Overlooking West Pond, Dosoris Pond and the island where he played as a young boy, Uhlendorf shared his stories with Boy Scouts who presented him with a knot board, which added to the collection of memories Uhlendorf has accumulated over the years at the Matinecock Rod & Gun Club, which he helped form in 1945.
“They are our future,” Uhlendorf, an Eagle Scout himself, said of the children who gathered to honor him.
Uhlendorf first connected with Glen Cove’s youth by way of a chance interaction with retired U.S. Marine Corps Maj. Fred Nielsen, also a long time Glen Cove resident. “When we do have actual Memorial Day parades, the canon that’s fired is loaned that day by the [Rod & Gun] club, so we have a longstanding connection with them,” Nielsen explained. “I went by to chat and stay connected while we’re not having our parades.”
While Nielsen was there, he took a seat at a table with four or five men, one of whom was Uhlendorf. “He was lively . . .,” Nielsen recalled. “I was very impressed with the gentleman.”
Nielsen found out that, long ago, Uhlendorf had wanted to serve in the Army, but couldn’t because of a medical condition. “But he said that he has to serve in some way, so he became a volunteer fireman here in Glen Cove for 30 years,” Nielsen said. “He’s gentle. He’s articulate. He has wonderful outlooks.”
Nielsen was also struck by the pain and dismay Uhlendorf, an avid hunter, still has about the country’s hunting of buffalo in the 19th century as part of an effort to starve and resettle Native Americans. “He talks about that abuse of hunting, and how we didn’t use buffalo for food, but the Native Americans always did,” Nielsen said. “They used everything. They didn’t waste anything.”

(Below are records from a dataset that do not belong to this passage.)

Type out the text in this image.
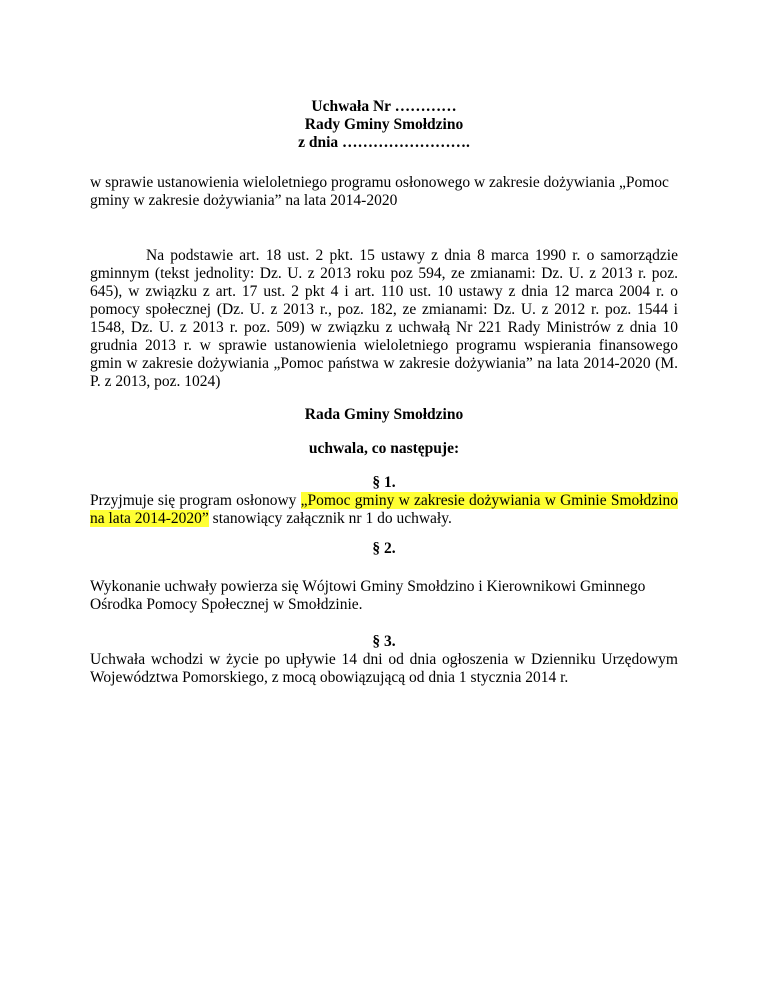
Uchwała Nr …………
Rady Gminy Smołdzino
z dnia …………………….
w sprawie ustanowienia wieloletniego programu osłonowego w zakresie dożywiania „Pomoc gminy w zakresie dożywiania” na lata 2014-2020
Na podstawie art. 18 ust. 2 pkt. 15 ustawy z dnia 8 marca 1990 r. o samorządzie gminnym (tekst jednolity: Dz. U. z 2013 roku poz 594, ze zmianami: Dz. U. z 2013 r. poz. 645), w związku z art. 17 ust. 2 pkt 4 i art. 110 ust. 10 ustawy z dnia 12 marca 2004 r. o pomocy społecznej (Dz. U. z 2013 r., poz. 182, ze zmianami: Dz. U. z 2012 r. poz. 1544 i 1548, Dz. U. z 2013 r. poz. 509) w związku z uchwałą Nr 221 Rady Ministrów z dnia 10 grudnia 2013 r. w sprawie ustanowienia wieloletniego programu wspierania finansowego gmin w zakresie dożywiania „Pomoc państwa w zakresie dożywiania” na lata 2014-2020 (M. P. z 2013, poz. 1024)
Rada Gminy Smołdzino
uchwala, co następuje:
§ 1.
Przyjmuje się program osłonowy „Pomoc gminy w zakresie dożywiania w Gminie Smołdzino na lata 2014-2020” stanowiący załącznik nr 1 do uchwały.
§ 2.
Wykonanie uchwały powierza się Wójtowi Gminy Smołdzino i Kierownikowi Gminnego Ośrodka Pomocy Społecznej w Smołdzinie.
§ 3.
Uchwała wchodzi w życie po upływie 14 dni od dnia ogłoszenia w Dzienniku Urzędowym Województwa Pomorskiego, z mocą obowiązującą od dnia 1 stycznia 2014 r.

Because Nielsen was impressed by Uhlendorf, he spoke to two local Boy Scouts, 11-year-old twins Matthew and Jack McCormack, about putting together a knot board — a creative display of knots and other aquatic trinkets — for him. “They were astounded,” Nielsen said of the boys. “He ties his own flies for fly fishing and he carves his own duck decoys.”
“The point is, by the characteristics of his life, the principles of his life, he excited and inspired these 11-year-old boys and they made a knot board for him,” Nielsen said.
Glen Cove Mayor Tim Tenke, joined by other city officials, members of the Rod & Gun Club and their families, and local Boy Scouts, gathered at the club on Saturday to help the McCormack brothers honor Uhlendorf for his community service. Matthew McCormack said he enjoyed Uhlendorf’s stories of his years in the Glen Cove Volunteer Fire Department and his outlook on historical events.
Jack added, “When we interviewed him over the summer, we learned a lot about how he loves the animals, and he helped a lot with the scouts. And I thought it was very good that he did that, along with helping out the community.”